THE SHANTY
“Stop being a scaredy-cat,” I said to myself once I was a safe distance from the old house. Like as not, the sound in the hemlock grove had been the wind. I took a deep breath and headed home, crossing the board that spanned the creek and follering the trail up the hill through the woods.
Coming from the trees behind our shanty, I stopped and stared. After the old house, the shanty seemed smaller than ever. Its three rooms was more like one room and two half-rooms. And it weren’t truly ours. It belonged to the Smoke Ridge Mine Company, which was owned by Mr. Clarence Putney, who took the rent out of Daddy’s pay.
Lonesome dozed on the back porch, but he opened one eye to let me know he was doing his job. We only had a couple chickens and a small garden patch, but we needed ever’ egg, potato, green bean, cabbage, tomato, and ear of corn that grew there. That dog made sure no greedy hand swiped nothing when we wasn’t looking.
Last year, after the A&P in Evarts was broke into twice and its shelves picked clean, Daddy brung home the mutt puppy.
I patted Lonesome’s head as I walked past and stepped into the house, where the smell of bean soup filled the space that served as kitchen, eating room, sitting room, and even Pick’s bedroom. Daddy was at work in the mine that afternoon, and Raynelle stirred soup at the stove. I noticed the way her hand held the wood spoon, easing it through the soup. Surely I’d watched Mama cook when I was a young’un, but when I tried to recall it, all’s I saw was Raynelle.
“Did you find dress goods?” she asked over her shoulder.
I shook my head and lied. “Pickings was poor for what you give me to spend.” I plinked the steel coin on the table.
The scrip Mr. Putney paid Daddy with, after he took out the rent, was good only at the company stores. All two of ’em. And at the cookhouse, where miners who didn’t have someone at home to cook for ’em could grab a meal.
“It’s all we kin afford,” Raynelle said, “at least until work picks up.”
Mine shifts was cut to two days a week the last year or so. Banner Fork Mine near Wallins Creek, a mine owned by Mr. Henry Ford, closed down completely last fall. If Mr. Ford couldn’t keep a mine running, what chance did Mr. Putney have? I reckoned we was lucky Smoke Ridge Mine was still open and Daddy had a job.
When the Citizens National Bank down in Harlan closed in January, I didn’t understand what that had to do with us. We didn’t have no money in the bank anyhow. Pick said one body’s Hard Times becomes ever’body’s Hard Times after a spell.
“The dress Blissie wore to church last week used to be yours,” Raynelle told me, “and mine afore that. It’s threadbare and too tight. There’s old ones of yours still packed away, but ever’ one has some kind of stain or t’other.” She turned from the stove to scold me with her eyes. “You never was a neat child.”
“I ain’t a child no more.”
“But you still ain’t neat. Blissie’s goin’ need a proper dress afore school starts in September, and without a sewing machine, it’ll likely take me the rest of the summer to make it.”

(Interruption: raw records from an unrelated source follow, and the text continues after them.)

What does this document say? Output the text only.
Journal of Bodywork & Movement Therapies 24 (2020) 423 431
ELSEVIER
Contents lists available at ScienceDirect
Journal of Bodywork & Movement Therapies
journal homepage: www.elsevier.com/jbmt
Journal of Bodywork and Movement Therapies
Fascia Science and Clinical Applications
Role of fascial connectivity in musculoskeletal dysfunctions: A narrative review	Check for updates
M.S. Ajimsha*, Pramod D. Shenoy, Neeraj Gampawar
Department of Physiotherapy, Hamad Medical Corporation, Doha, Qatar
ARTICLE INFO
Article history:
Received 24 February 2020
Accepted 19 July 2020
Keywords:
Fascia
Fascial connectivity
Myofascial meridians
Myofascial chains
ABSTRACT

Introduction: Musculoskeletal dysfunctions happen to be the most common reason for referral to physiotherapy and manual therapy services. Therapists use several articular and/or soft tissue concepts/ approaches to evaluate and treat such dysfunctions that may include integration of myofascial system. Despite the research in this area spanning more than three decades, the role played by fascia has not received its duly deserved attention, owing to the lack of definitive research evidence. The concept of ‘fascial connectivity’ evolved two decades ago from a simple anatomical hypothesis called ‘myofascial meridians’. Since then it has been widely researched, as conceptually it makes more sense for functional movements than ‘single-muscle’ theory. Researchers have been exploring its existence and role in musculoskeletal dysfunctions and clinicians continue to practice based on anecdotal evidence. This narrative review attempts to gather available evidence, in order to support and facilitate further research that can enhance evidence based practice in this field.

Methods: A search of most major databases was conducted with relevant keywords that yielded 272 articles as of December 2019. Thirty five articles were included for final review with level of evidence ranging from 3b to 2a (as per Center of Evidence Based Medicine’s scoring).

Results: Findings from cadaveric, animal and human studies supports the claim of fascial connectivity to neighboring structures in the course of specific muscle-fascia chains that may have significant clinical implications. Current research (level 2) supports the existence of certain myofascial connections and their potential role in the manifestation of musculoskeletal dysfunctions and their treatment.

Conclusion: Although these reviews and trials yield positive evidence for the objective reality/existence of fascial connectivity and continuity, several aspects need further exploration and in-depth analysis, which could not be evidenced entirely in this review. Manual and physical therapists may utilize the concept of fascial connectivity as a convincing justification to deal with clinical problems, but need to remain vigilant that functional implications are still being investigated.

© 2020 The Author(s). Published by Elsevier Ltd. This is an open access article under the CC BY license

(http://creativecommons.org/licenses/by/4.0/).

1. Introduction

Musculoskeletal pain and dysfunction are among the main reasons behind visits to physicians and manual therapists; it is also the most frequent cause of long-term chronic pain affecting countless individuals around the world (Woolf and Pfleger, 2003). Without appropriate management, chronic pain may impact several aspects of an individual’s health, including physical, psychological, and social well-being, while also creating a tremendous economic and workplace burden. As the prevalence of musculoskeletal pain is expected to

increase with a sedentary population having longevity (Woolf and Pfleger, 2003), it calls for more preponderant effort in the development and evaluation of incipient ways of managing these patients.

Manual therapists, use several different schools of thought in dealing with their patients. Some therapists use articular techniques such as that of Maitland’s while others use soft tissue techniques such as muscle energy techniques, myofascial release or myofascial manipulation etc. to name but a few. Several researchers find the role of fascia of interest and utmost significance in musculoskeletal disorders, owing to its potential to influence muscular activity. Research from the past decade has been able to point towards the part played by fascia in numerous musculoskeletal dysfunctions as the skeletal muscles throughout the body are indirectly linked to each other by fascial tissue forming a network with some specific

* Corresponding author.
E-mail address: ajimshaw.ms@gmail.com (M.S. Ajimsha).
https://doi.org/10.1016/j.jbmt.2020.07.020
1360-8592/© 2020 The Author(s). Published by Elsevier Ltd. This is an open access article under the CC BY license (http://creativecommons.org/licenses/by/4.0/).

Blissie was the only Cutler young’un who still went to school. The rest of us had to do our share of work at home. Daddy never seemed to be around often enough to tend to the garden or house like other daddies did. And when he was home, he was seldom sober enough to walk straight, much less hoe a garden or patch a shed.
Me, I never truly missed school, but Pick seemed to crave it like Daddy craved drink. He still stopped by the schoolhouse to visit with Teacher Bromley. He swore he was goin’ fill his head with learning and not work in the mines like Daddy.
Pick would be sixteen next year, old enough to git a job. But the Hard Times had dried up all kinds of work. He’d be lucky not to be one of them pencil-sellers on a Wallins street corner.
“Take a look in that trunk yonder,” Raynelle said. “Maybe I kin make over one of Mama’s old dresses for Blissie.”
Mama’s dresses? That was the second time in one day I’d heard Mama spoke of. Why hadn’t I known she left dresses behind? Why couldn’t I remember her?